I regularly work with our Conservative Police and Crime Commissioner, Matthew Barber, to ensure residents’ priorities are top of the agenda when it comes to tackling crime.
Unfortunately, the Labour Government doesn’t share this concern. Last week, a shopkeeper put up a sign referring to the people who had been stealing from him as “scumbags”. Instead of backing the shop’s owner, the Prime Minister’s team in No. 10 distanced him from this language.
We know that Sir Keir Starmer has a record of failing to take the public’s side on a range of issues. Take for example his statement that he will back the “builders not the blockers” – i.e. backing developers over local residents. But surely we can all agree that we should support the small shop owners who are the victims of crime over the people who are stealing? In Labour’s case, apparently not.

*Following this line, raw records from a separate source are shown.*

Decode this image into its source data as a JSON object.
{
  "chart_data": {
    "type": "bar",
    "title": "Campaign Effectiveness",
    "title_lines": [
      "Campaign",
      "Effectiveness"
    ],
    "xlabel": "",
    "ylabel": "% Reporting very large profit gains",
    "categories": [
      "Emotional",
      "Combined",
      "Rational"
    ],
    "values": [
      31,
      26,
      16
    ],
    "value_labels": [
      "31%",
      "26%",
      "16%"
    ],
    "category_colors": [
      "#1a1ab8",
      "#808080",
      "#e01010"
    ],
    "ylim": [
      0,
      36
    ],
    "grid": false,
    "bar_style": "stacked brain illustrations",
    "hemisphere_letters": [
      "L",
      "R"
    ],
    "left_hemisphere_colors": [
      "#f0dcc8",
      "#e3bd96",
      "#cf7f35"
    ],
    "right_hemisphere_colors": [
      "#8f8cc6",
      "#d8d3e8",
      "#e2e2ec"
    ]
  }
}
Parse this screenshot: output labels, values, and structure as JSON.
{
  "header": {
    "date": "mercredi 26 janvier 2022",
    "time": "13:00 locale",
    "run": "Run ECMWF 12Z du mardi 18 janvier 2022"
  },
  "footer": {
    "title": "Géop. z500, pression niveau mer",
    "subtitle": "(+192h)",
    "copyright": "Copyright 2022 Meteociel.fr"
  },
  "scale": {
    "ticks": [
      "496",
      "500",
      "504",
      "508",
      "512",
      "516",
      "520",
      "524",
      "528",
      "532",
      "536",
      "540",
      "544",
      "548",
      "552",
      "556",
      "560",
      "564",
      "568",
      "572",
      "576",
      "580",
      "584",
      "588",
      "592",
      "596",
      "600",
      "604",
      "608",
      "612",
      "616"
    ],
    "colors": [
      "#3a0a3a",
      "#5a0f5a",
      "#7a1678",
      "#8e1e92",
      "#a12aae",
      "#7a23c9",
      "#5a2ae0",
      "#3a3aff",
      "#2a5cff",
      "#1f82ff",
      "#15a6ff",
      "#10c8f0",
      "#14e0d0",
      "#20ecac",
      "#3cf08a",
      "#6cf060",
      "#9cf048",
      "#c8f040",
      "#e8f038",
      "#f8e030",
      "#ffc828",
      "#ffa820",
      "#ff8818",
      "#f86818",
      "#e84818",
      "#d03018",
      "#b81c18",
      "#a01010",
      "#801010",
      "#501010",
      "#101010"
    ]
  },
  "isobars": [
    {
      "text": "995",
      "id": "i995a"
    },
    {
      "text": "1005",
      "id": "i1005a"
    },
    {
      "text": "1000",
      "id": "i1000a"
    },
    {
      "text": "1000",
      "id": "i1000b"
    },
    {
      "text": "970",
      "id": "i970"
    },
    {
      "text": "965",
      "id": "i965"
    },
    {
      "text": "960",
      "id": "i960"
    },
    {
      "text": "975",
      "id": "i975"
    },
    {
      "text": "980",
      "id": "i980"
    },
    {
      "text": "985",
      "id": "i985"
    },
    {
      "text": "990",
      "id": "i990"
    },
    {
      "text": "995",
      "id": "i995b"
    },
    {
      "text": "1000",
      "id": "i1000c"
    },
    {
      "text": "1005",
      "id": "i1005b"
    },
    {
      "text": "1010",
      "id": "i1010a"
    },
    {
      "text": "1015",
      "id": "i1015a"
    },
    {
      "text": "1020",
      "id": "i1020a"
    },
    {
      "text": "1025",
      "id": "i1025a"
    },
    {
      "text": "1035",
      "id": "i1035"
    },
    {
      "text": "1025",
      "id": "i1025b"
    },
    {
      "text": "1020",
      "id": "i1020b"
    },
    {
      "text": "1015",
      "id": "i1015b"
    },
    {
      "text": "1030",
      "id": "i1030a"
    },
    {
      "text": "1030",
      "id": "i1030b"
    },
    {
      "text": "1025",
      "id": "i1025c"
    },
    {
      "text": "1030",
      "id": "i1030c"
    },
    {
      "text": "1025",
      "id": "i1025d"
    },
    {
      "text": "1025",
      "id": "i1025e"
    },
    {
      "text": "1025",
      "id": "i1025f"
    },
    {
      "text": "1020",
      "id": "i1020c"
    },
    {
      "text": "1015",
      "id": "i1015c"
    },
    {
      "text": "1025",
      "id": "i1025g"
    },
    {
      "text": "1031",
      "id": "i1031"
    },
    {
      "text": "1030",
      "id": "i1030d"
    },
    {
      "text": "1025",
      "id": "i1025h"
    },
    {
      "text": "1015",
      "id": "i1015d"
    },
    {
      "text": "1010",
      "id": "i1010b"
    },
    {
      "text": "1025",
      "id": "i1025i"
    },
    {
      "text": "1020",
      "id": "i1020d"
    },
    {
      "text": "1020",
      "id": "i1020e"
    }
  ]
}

The Government has turned its back on law and order. While they have been in power, Labour has cut more than 1,300 police officers nationally, recruitment is down 17 per cent, and a further 5,400 police jobs are at risk. This is despite standing on a manifesto at the election in which they pledged to recruit “thousands of new police officers”.
Here in the Thames Valley, 50 police officers have been cut. That’s not just a number – it’s fewer officers available to patrol our town centres, fewer responding to incidents, and fewer working with our communities to prevent crime.
Let’s not forget the £230 million ‘Jobs Tax’ Labour has imposed – money that could have funded 3,600 officers across the UK, now instead being swallowed by tax hikes and bureaucracy.
This is a betrayal of a basic promise: to keep people safe.
In contrast, the previous Conservative Government delivered the highest number of police officers in British history – recruiting 20,000 officers nationally, including an extra 784 police for Thames Valley, and increasing police budgets to £18.4 billion, a 30 per cent cash increase since 2019.
Results from the Office of National Statistics also show satisfaction in policing is low under Labour. Only half of people in the Thames Valley area believe police do a good or excellent job. Nationally, of people who have been the victims of some types of theft including pickpocketing only 26 per cent were satisfied with the police.
It is clear that the Government has got its priorities wrong….again.
Nationally, the Conservatives will continue to hold the Labour Government to account for its cuts to our police forces. Your local Conservatives, meanwhile, will work with our Police and Crime Commissioner on initiatives we can take locally to tackle crime and ensure the focus remains on getting the police officers our residents want and need.